Others say Mayer refuses to admit her failures, a stick-to-her-guns hubris that has made Yahoo slow to correct course when things weren’t working. Asked by Rose about why Yahoo’s series of acquisitions haven’t paid off, she replied, “I actually think they did work. I think that it really was a matter of, we needed to rebuild some of the talent base.” She even defended the Tumblr deal, saying, “Obviously, we have fallen slightly behind where we hoped to be in terms of our plans, but I’m still very optimistic about Tumblr.”

To her credit, Mayer has focused attention on Yahoo’s technology platforms and capabilities around advertising systems, Kessler says. But that only fulfills its potential when you have great content, advertisers, and users. “It’s like you’ve built some great new bridge, but no one uses it,” he says. “Maybe they don’t even know it’s there.”

Martha Nelson, for one, dismisses the chatter surrounding Mayer as something that goes with the territory for a CEO at a high-profile company. “I really admire a lot things about Marissa,” Nelson says about her boss. “She’s obviously bright, super hardworking — she probably works harder than anyone else in the organization. Marissa has devoted herself to transforming Yahoo.”

Fairly or not, Mayer also has been singled out for what detractors see as inappropriately self-indulgent behavior. That includes her infamous August 2013 Vogue photo spread, in which she posed reclining on a chaise lounge and discussed her work attire. “It was a nice photo,” Mayer told Rose after the piece caused a stir.

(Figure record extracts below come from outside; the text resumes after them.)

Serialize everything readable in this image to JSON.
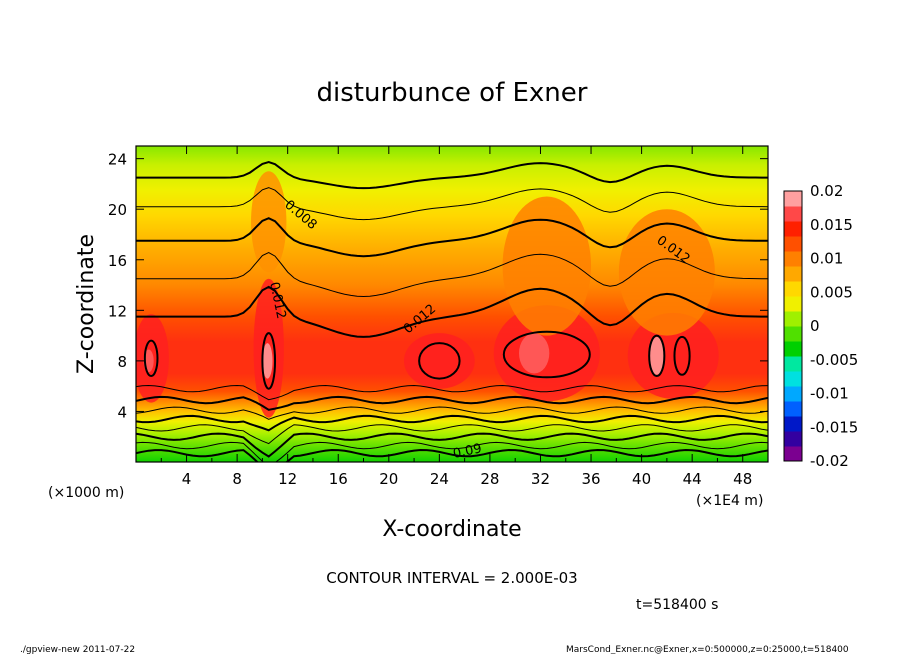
{
  "chart_data": {
    "type": "heatmap",
    "title": "disturbunce of Exner",
    "xlabel": "X-coordinate",
    "ylabel": "Z-coordinate",
    "x_ticks": [
      "4",
      "8",
      "12",
      "16",
      "20",
      "24",
      "28",
      "32",
      "36",
      "40",
      "44",
      "48"
    ],
    "y_ticks": [
      "4",
      "8",
      "12",
      "16",
      "20",
      "24"
    ],
    "xlim": [
      0,
      50
    ],
    "ylim": [
      0,
      25
    ],
    "x_unit": "(×1E4 m)",
    "y_unit": "(×1000 m)",
    "colorbar": {
      "labels": [
        "0.02",
        "0.015",
        "0.01",
        "0.005",
        "0",
        "-0.005",
        "-0.01",
        "-0.015",
        "-0.02"
      ],
      "min": -0.02,
      "max": 0.02,
      "colors": [
        "#7b0090",
        "#3300a0",
        "#0018c8",
        "#0060ff",
        "#00a8ff",
        "#00e0e0",
        "#00e8a0",
        "#00d000",
        "#50e000",
        "#a0f000",
        "#f0f000",
        "#ffd800",
        "#ffa800",
        "#ff8000",
        "#ff5000",
        "#ff2000",
        "#ff4848",
        "#ffa0a0"
      ]
    },
    "contour_labels": [
      "0.008",
      "0.012",
      "0.012",
      "0.012",
      "0.09"
    ],
    "contour_interval": "CONTOUR INTERVAL = 2.000E-03",
    "time": "t=518400 s"
  },
  "footer": {
    "left": "./gpview-new  2011-07-22",
    "right": "MarsCond_Exner.nc@Exner,x=0:500000,z=0:25000,t=518400"
  }
}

On the company’s February call with investors, she took time to complain about reports alleging that Yahoo paid $450 million on free food for employees over four years and $7 million for a holiday party. “Both numbers are exaggerated by more than a factor of three,” she said, adding, “All of our employee perks are standard for our industry, in line with other companies in our area.”

What happens next? The idea behind the possible Verizon buy is that the telco — which has been amassing a portfolio of digital-media holdings anchored by AOL — would fold Yahoo into a mix headed by AOL CEO Tim Armstrong, who has had success integrating multiple acquisitions at AOL. And there are other reported bidders for Yahoo, including private-equity firm TPG; a consortium that includes Bain Capital, Vista Equity Partners, and Ross Levinsohn, the media exec who served as Yahoo’s interim CEO for less than three months in 2012 before Mayer was hired; and YP Holdings, the AT&T-backed ad company formerly known as YellowPages.com. Last week, Buffett said Berkshire Hathaway would be a potential financing partner for Gilbert’s bid, confirming reports of the duo’s interest.

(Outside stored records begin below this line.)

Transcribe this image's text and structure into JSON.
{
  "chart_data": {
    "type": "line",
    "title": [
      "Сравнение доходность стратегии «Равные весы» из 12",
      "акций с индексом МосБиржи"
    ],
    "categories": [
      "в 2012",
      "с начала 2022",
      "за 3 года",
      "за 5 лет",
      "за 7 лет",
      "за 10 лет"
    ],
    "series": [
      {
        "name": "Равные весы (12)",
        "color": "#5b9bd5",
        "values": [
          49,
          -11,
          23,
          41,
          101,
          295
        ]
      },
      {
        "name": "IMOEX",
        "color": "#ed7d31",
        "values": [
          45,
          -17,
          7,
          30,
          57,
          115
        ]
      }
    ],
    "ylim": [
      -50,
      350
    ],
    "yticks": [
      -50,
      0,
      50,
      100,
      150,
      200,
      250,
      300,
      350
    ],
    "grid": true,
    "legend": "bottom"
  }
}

On the earnings call in April, Mayer said the Yahoo board and management is making the sales process a “top priority,” often holding several calls and meetings per day. “We have been responsive and engaging,” she claimed.

Whatever the outcome, one ex-Yahoo senior manager has found the company’s travails difficult to witness. “I don’t feel vindicated,” the exec says. “I just feel sad to watch something that had so much potential in a death spiral.”

*Based on five times multiple of Yahoo’s expected 2016 earnings before interest, tax, depreciation, and amortization, plus estimated value of Tumblr.